A Phantasmagorical Point of View with Pere Ginard

Illustrator and filmmaker Pere Ginard muses on poetics, smallness, and vampirism in our ongoing conversation series for McEvoy Arts at Home.

Guest curator and San Francisco Cinematheque director Steve Polta speaks each Wednesday with artists in the Screening Room exhibition certainty is becoming our nemesis, which was interrupted by McEvoy Arts’ temporary closure due to the coronavirus. The program is now available to view online in its entirety.

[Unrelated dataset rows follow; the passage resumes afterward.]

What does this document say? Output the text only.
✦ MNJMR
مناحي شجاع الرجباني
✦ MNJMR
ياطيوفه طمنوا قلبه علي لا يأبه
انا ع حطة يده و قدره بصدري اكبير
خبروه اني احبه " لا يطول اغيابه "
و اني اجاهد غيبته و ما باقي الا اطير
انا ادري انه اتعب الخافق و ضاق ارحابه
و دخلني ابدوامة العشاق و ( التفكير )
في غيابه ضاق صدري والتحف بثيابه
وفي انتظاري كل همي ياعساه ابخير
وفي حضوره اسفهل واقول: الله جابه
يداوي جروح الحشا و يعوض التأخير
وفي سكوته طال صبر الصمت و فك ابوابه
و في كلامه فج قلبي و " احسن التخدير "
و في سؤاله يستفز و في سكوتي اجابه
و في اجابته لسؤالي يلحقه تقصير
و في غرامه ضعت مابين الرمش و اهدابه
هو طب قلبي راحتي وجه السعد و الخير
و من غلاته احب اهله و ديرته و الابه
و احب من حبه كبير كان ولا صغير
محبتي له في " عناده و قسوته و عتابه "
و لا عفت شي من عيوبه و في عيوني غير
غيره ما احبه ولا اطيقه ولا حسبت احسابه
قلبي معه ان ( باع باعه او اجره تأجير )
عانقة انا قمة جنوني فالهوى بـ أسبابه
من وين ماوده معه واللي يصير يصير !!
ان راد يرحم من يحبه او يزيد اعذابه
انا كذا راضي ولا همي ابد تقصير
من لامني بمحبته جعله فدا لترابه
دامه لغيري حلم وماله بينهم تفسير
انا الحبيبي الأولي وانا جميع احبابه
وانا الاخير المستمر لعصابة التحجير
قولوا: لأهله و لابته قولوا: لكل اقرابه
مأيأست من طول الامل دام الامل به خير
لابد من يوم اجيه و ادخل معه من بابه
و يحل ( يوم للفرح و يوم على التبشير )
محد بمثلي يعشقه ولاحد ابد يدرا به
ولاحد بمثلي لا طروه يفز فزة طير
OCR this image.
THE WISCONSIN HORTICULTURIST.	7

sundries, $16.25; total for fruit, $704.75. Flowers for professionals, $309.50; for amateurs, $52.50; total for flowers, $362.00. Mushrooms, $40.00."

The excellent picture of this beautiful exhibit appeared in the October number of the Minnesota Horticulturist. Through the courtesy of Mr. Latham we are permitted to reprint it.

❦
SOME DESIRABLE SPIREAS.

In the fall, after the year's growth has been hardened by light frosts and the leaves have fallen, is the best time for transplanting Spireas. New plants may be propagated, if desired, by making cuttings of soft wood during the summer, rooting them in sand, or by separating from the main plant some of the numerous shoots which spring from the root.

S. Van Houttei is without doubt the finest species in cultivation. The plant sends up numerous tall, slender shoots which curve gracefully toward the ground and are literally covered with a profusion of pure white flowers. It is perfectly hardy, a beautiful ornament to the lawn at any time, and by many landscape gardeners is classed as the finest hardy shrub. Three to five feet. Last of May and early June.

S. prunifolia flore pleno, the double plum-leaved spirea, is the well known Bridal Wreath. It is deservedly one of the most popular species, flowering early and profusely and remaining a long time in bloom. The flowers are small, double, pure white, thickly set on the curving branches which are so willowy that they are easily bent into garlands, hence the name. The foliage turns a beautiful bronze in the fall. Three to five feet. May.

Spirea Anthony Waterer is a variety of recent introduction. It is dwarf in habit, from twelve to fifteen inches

Steve Polta: Can you tell us a bit about yourself and your current artistic concerns or projects? Where are you answering this Q&A from?

Pere Ginard: I am an illustrator and filmmaker based in Barcelona (Spain), which is where I am confined while answering these questions. And I think I can describe myself much better by listing my three eternal artistic references: filmmakers Jan Svankmajer and Stan Brakhage, and author/illustrator Edward Gorey. Even COVID-19 has not changed that.

SP: How does your film in this program relate to your ongoing practice or body of work?

PG: It’s an important film in my career. I usually get a lot of inspiration from literature when making a film and I like to make versions of novels or stories, reinterpretations, etc., but in this one, I went a little further: I directly vampirized a silent film and slowed it down and imagined very slow-motion metamorphosis would be like…like the digestion of a snake. And then there is sound design: this is one of the first films in which I begin to take the narrative potential of sound very seriously, so much so that in this film, sound is often more present than image. 

Pere Ginard, Métamorphoses du Papillon, 2013, digital video, color, sound, 5 min. Courtesy of the artist.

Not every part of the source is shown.